Democratic Republic of Armenia
The Democratic Republic of Armenia (DRA; Դեմոկրատական Հայաստանի Հանրապետություն, Demokratakan Hayastani Hanrapetutyun; also known as the First Republic of Armenia) was declared on May 28, 1918 after the dissolution of the Transcaucasian Democratic Federative Republic. Its army continued to fight on the Allied side south of the Caucasus until the Ottoman Empire surrendered in October 1918. The independent republic endured from May 1918 to December 1920. In the new government, ARF leaders R.I. Kachazuni and A.I. Khatisian became prime minister and foreign minister, respectively.
The Democratic Republic of Armenia included the northeastern part of present-day eastern Turkey, and the League of Nations forsaw mandated it continue west along the Black Sea coast past Trabzon and southwest past Lake Van. But Armenia's precarious independence was threatened from within by the terrible economic conditions that followed the war in the former Ottoman Empire and, by 1920, by the territorial ambitions of Soviet Russia and the nationalist Turks under Kemal Ataturk. Ataturk had rehabilitated Turkey rapidly under a new democratic system, but the ruling party still hoped to create a larger state by taking territory in western Armenia from which Armenians had been driven. In defending its independence, the Republic of Armenia waited in vain, however, for the material and military aid promised at the Paris Peace Conference in 1919. The Allies' memories of the 1915 massacre faded as war weariness and isolationism dominated their foreign policy.

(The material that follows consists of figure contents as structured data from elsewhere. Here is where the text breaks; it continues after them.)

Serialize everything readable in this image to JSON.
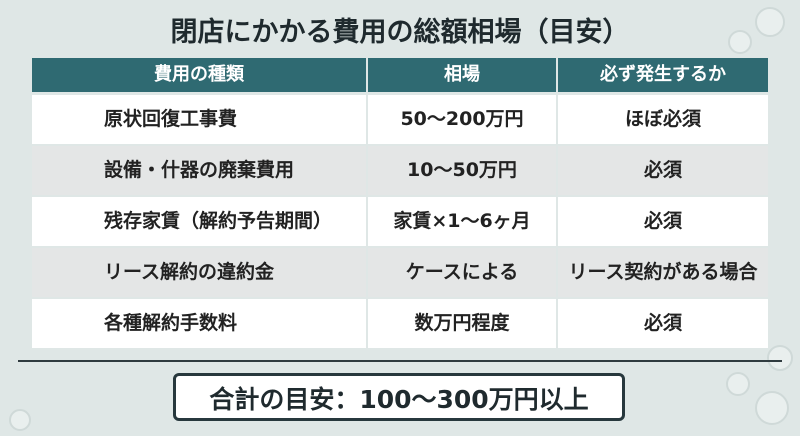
{
  "header": {
    "title": "閉店にかかる費用の総額相場（目安）"
  },
  "table": {
    "columns": [
      "費用の種類",
      "相場",
      "必ず発生するか"
    ],
    "rows": [
      [
        "原状回復工事費",
        "50〜200万円",
        "ほぼ必須"
      ],
      [
        "設備・什器の廃棄費用",
        "10〜50万円",
        "必須"
      ],
      [
        "残存家賃（解約予告期間）",
        "家賃×1〜6ヶ月",
        "必須"
      ],
      [
        "リース解約の違約金",
        "ケースによる",
        "リース契約がある場合"
      ],
      [
        "各種解約手数料",
        "数万円程度",
        "必須"
      ]
    ]
  },
  "total": "合計の目安：100〜300万円以上"
}
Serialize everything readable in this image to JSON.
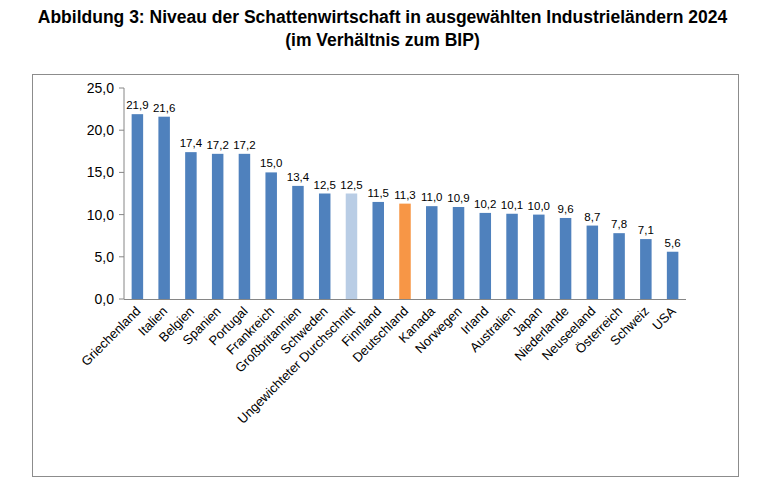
{
  "chart_data": {
    "type": "bar",
    "title": "Abbildung 3: Niveau der Schattenwirtschaft in ausgewählten Industrieländern 2024 (im Verhältnis zum BIP)",
    "categories": [
      "Griechenland",
      "Italien",
      "Belgien",
      "Spanien",
      "Portugal",
      "Frankreich",
      "Großbritannien",
      "Schweden",
      "Ungewichteter Durchschnitt",
      "Finnland",
      "Deutschland",
      "Kanada",
      "Norwegen",
      "Irland",
      "Australien",
      "Japan",
      "Niederlande",
      "Neuseeland",
      "Österreich",
      "Schweiz",
      "USA"
    ],
    "values": [
      21.9,
      21.6,
      17.4,
      17.2,
      17.2,
      15.0,
      13.4,
      12.5,
      12.5,
      11.5,
      11.3,
      11.0,
      10.9,
      10.2,
      10.1,
      10.0,
      9.6,
      8.7,
      7.8,
      7.1,
      5.6
    ],
    "value_labels": [
      "21,9",
      "21,6",
      "17,4",
      "17,2",
      "17,2",
      "15,0",
      "13,4",
      "12,5",
      "12,5",
      "11,5",
      "11,3",
      "11,0",
      "10,9",
      "10,2",
      "10,1",
      "10,0",
      "9,6",
      "8,7",
      "7,8",
      "7,1",
      "5,6"
    ],
    "colors": [
      "#4f81bd",
      "#4f81bd",
      "#4f81bd",
      "#4f81bd",
      "#4f81bd",
      "#4f81bd",
      "#4f81bd",
      "#4f81bd",
      "#b9cde5",
      "#4f81bd",
      "#f79646",
      "#4f81bd",
      "#4f81bd",
      "#4f81bd",
      "#4f81bd",
      "#4f81bd",
      "#4f81bd",
      "#4f81bd",
      "#4f81bd",
      "#4f81bd",
      "#4f81bd"
    ],
    "ylim": [
      0,
      25
    ],
    "yticks": [
      {
        "value": 0,
        "label": "0,0"
      },
      {
        "value": 5,
        "label": "5,0"
      },
      {
        "value": 10,
        "label": "10,0"
      },
      {
        "value": 15,
        "label": "15,0"
      },
      {
        "value": 20,
        "label": "20,0"
      },
      {
        "value": 25,
        "label": "25,0"
      }
    ],
    "grid": false,
    "data_labels": true
  }
}
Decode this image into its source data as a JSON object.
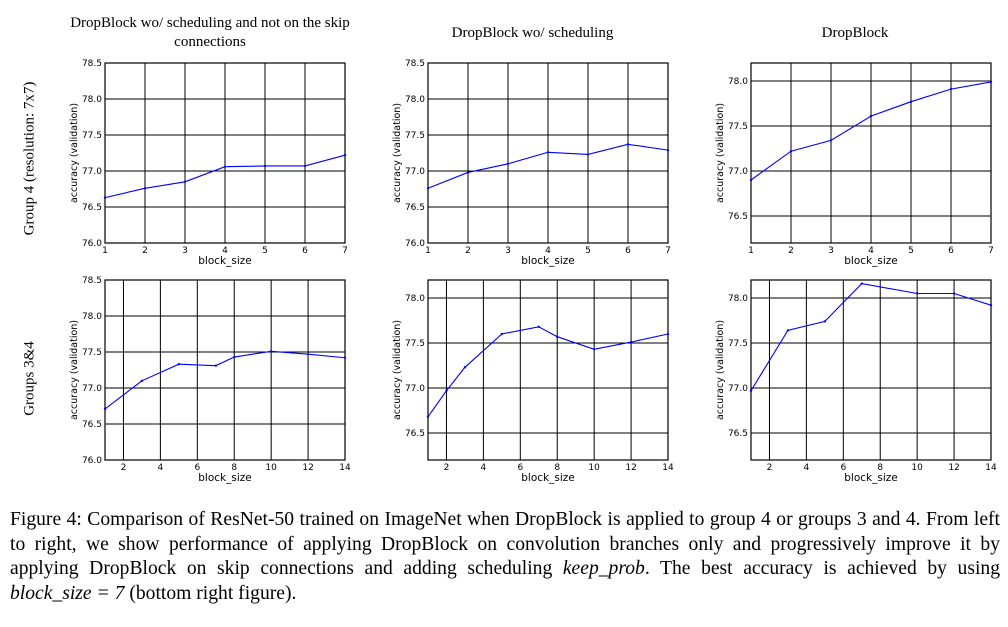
{
  "column_titles": [
    "DropBlock wo/ scheduling and not on the skip connections",
    "DropBlock wo/ scheduling",
    "DropBlock"
  ],
  "row_labels": [
    "Group 4 (resolution: 7x7)",
    "Groups 3&4"
  ],
  "caption": {
    "part1": "Figure 4: Comparison of ResNet-50 trained on ImageNet when DropBlock is applied to group 4 or groups 3 and 4. From left to right, we show performance of applying DropBlock on convolution branches only and progressively improve it by applying DropBlock on skip connections and adding scheduling ",
    "keep_prob": "keep_prob",
    "part2": ". The best accuracy is achieved by using ",
    "block_size_eq": "block_size = 7",
    "part3": " (bottom right figure)."
  },
  "colors": {
    "line": "#0000ff",
    "grid": "#000000",
    "text": "#000000"
  },
  "chart_data": [
    {
      "type": "line",
      "id": "g4-noskip",
      "row": 0,
      "col": 0,
      "xlabel": "block_size",
      "ylabel": "accuracy (validation)",
      "xlim": [
        1,
        7
      ],
      "ylim": [
        76.0,
        78.5
      ],
      "xticks": [
        "1",
        "2",
        "3",
        "4",
        "5",
        "6",
        "7"
      ],
      "yticks": [
        "76.0",
        "76.5",
        "77.0",
        "77.5",
        "78.0",
        "78.5"
      ],
      "x": [
        1,
        2,
        3,
        4,
        5,
        6,
        7
      ],
      "y": [
        76.63,
        76.76,
        76.85,
        77.06,
        77.07,
        77.07,
        77.22
      ]
    },
    {
      "type": "line",
      "id": "g4-skip",
      "row": 0,
      "col": 1,
      "xlabel": "block_size",
      "ylabel": "accuracy (validation)",
      "xlim": [
        1,
        7
      ],
      "ylim": [
        76.0,
        78.5
      ],
      "xticks": [
        "1",
        "2",
        "3",
        "4",
        "5",
        "6",
        "7"
      ],
      "yticks": [
        "76.0",
        "76.5",
        "77.0",
        "77.5",
        "78.0",
        "78.5"
      ],
      "x": [
        1,
        2,
        3,
        4,
        5,
        6,
        7
      ],
      "y": [
        76.76,
        76.98,
        77.1,
        77.26,
        77.23,
        77.37,
        77.29
      ]
    },
    {
      "type": "line",
      "id": "g4-sched",
      "row": 0,
      "col": 2,
      "xlabel": "block_size",
      "ylabel": "accuracy (validation)",
      "xlim": [
        1,
        7
      ],
      "ylim": [
        76.2,
        78.2
      ],
      "xticks": [
        "1",
        "2",
        "3",
        "4",
        "5",
        "6",
        "7"
      ],
      "yticks": [
        "76.5",
        "77.0",
        "77.5",
        "78.0"
      ],
      "x": [
        1,
        2,
        3,
        4,
        5,
        6,
        7
      ],
      "y": [
        76.9,
        77.22,
        77.34,
        77.61,
        77.77,
        77.91,
        77.99
      ]
    },
    {
      "type": "line",
      "id": "g34-noskip",
      "row": 1,
      "col": 0,
      "xlabel": "block_size",
      "ylabel": "accuracy (validation)",
      "xlim": [
        1,
        14
      ],
      "ylim": [
        76.0,
        78.5
      ],
      "xticks": [
        "2",
        "4",
        "6",
        "8",
        "10",
        "12",
        "14"
      ],
      "yticks": [
        "76.0",
        "76.5",
        "77.0",
        "77.5",
        "78.0",
        "78.5"
      ],
      "x": [
        1,
        3,
        5,
        7,
        8,
        10,
        12,
        14
      ],
      "y": [
        76.71,
        77.1,
        77.33,
        77.31,
        77.43,
        77.51,
        77.47,
        77.42
      ]
    },
    {
      "type": "line",
      "id": "g34-skip",
      "row": 1,
      "col": 1,
      "xlabel": "block_size",
      "ylabel": "accuracy (validation)",
      "xlim": [
        1,
        14
      ],
      "ylim": [
        76.2,
        78.2
      ],
      "xticks": [
        "2",
        "4",
        "6",
        "8",
        "10",
        "12",
        "14"
      ],
      "yticks": [
        "76.5",
        "77.0",
        "77.5",
        "78.0"
      ],
      "x": [
        1,
        2,
        3,
        5,
        7,
        8,
        10,
        12,
        14
      ],
      "y": [
        76.68,
        76.97,
        77.23,
        77.6,
        77.68,
        77.57,
        77.43,
        77.51,
        77.6
      ]
    },
    {
      "type": "line",
      "id": "g34-sched",
      "row": 1,
      "col": 2,
      "xlabel": "block_size",
      "ylabel": "accuracy (validation)",
      "xlim": [
        1,
        14
      ],
      "ylim": [
        76.2,
        78.2
      ],
      "xticks": [
        "2",
        "4",
        "6",
        "8",
        "10",
        "12",
        "14"
      ],
      "yticks": [
        "76.5",
        "77.0",
        "77.5",
        "78.0"
      ],
      "x": [
        1,
        3,
        5,
        7,
        10,
        12,
        14
      ],
      "y": [
        76.97,
        77.64,
        77.74,
        78.16,
        78.05,
        78.05,
        77.92
      ]
    }
  ]
}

In agreeing to the 1920 Treaty of Sevres, the World War I Allies and Turkey recognized Armenian independence; as part of the treaty, Armenia received some disputed territory in what had been the Ottoman Empire. However, most of western Armenia remained in Turkish hands. Eastern Armenia, ravaged by warfare, migration, and disease, had an Armenian population of only 720,000 by 1920. Caught between the advancing Turks and the Red Army, which had already occupied neighboring Azerbaijan, in November 1920 the ARF government made a political agreement with the communists to enter a coalition government. The Treaty of Aleksandropol', signed by this government with Turkey, returned Armenia's northern Kars District to Russia? and repudiated the existence of Armenian populations in newly expanded Turkey.